MIEBL: Measurement of Individualized, Evidence-Based Learning Criteria Designed for Discrete Trial Training

Discrete trial training (DTT) is a structured teaching method used as a strategy in applied behavior analysis (ABA) therapy to help individuals with autism spectrum disorder (ASD) or other developmental disorders acquire practical skills (Smith, 2001). DTT breaks down the skill into its basic components and teaches each component intensively until the student can learn it enough to move on to the next component. Making this decision is an evidence-based task that typically involves examination of data on the student’s activities across multiple sessions and determining sufficiency based on the proportion of times that the student performed the task correctly out of all opportunities provided for the student to do so. If this proportion meets or exceeds some pre-specified threshold, then the desired mastery level is considered achieved. This threshold is referred to as the performance criterion, also called the mastery criterion, which has been the subject of research interest, especially more recently, with multiple experiments examining how changing the performance criterion impacts maintenance outcomes, which is how well the student retains the skills learned after instruction has ended (Wong et al., 2022a, 2022b). Despite this focus and many significant insights from these studies, a precise framework for DTT practice when it comes to decision-making about performance criterion remains elusive. Various studies have acknowledged the importance of such a framework, and the most recent information suggests there to be considerable variation both in what performance criterion is selected for practice and, more importantly, the rationale used to select the criterion. This paper proposes a flexible model for selecting performance criterion that is grounded on probability theory tailored to the individualized context of DTT.

Development of Performance Criterion in DTT

The concept of performance criterion was present from the inception of DTT as a strategy for ABA (Baer et al., 1968; Lovaas, 1977), and at its core is the simple, intuitive idea that in order to infer whether a learner has learned content, one must observe how consistently the learner is able to answer questions on the content correctly. However, exactly how consistent this observation should be has been studied and widely debated for a long time. There is a wealth of literature on small sample experiments that infer how students’ ability to achieve a performance criterion during DTT sessions translates to their ability to demonstrate actual mastery over the content during follow-up/maintenance periods (Longino et al., 2022; Pitts & Hoerger, 2021; Wong et al., 2022a, 2022b). A systematic review conducted on 136 studies across three years found that performance criteria of 80% or higher tended to report corresponding maintenance and generalization outcomes, with studies that used higher criteria tending to report higher follow-up outcomes (Wong et al., 2022a, 2022b). Another study looked into the frequency of reaching the performance criterion and found similar maintenance levels when students needed to pass just one evaluation session at a 90% performance criterion using 15 trials and when they needed to pass three sessions (Schneider et al., 2022). One of the most recent handbooks for ABA practice discussed that different facets of assessment used to determine learning, including choosing the performance criterion, vary considerably across practitioners and researchers (Richling et al., 2023). Surveys conducted on practitioners found that some applied the criterion for trials in a single session, while others applied them to trials across multiple sessions (Richling et al., 2019). Richling et al. (2023) recommended that, at present, most existing literature agrees when it comes to performance criterion selection that it must be high, and they further recommend that it must be heavily nuanced to the skill in question, with some less critical skills being suitable for an 80% criterion while more critical ones that have greater impact when failed require much higher criterion.

Measurement of Individualized, Evidence-Based Learning (MIEBL)

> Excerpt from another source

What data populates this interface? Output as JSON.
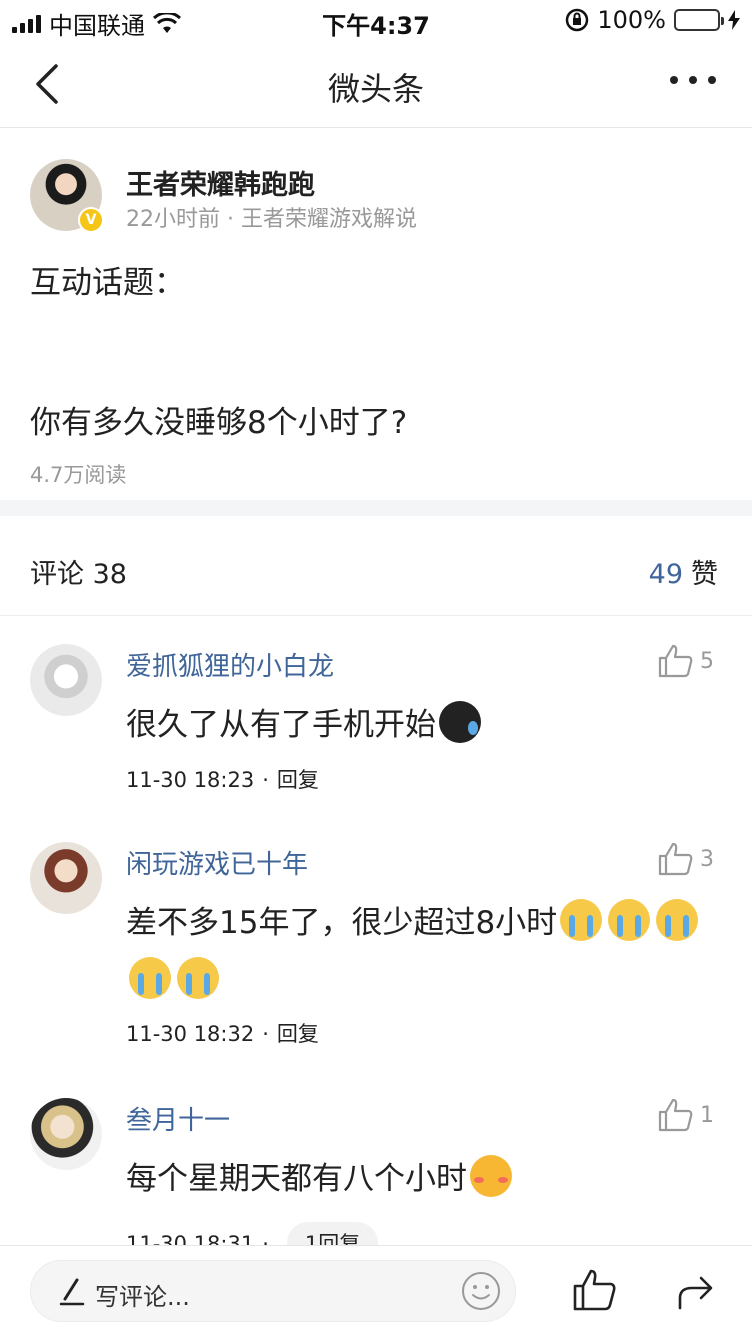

MIEBL provides an explicit framework for selecting performance criterion by applying probability theory. However, this application is nuanced to the context of DTT and, as such, differs from how probability and statistics are typically applied in the field of education. The usual application of probability and statistics in education is perhaps best exemplified by standardized testing, which seeks to identify and replicate optimal teaching methods based on comparing average performance across different schools and among different students (Gershon, 2015). In contrast to this, DTT practice is highly customized to individual students. As such, there is valid skepticism in using measures of average performance across the population of interest as a basis for performance criterion selection for a specific individual. Instead, MIEBL is focused on the individual student and offers a protocol for selecting performance criterion based only on factors concerning the individual. As will be explained, this does run into some difficulty in applying probabilistic concepts, particularly in terms of dealing with very small sample sizes, but MIEBL is designed to operate within those limitations.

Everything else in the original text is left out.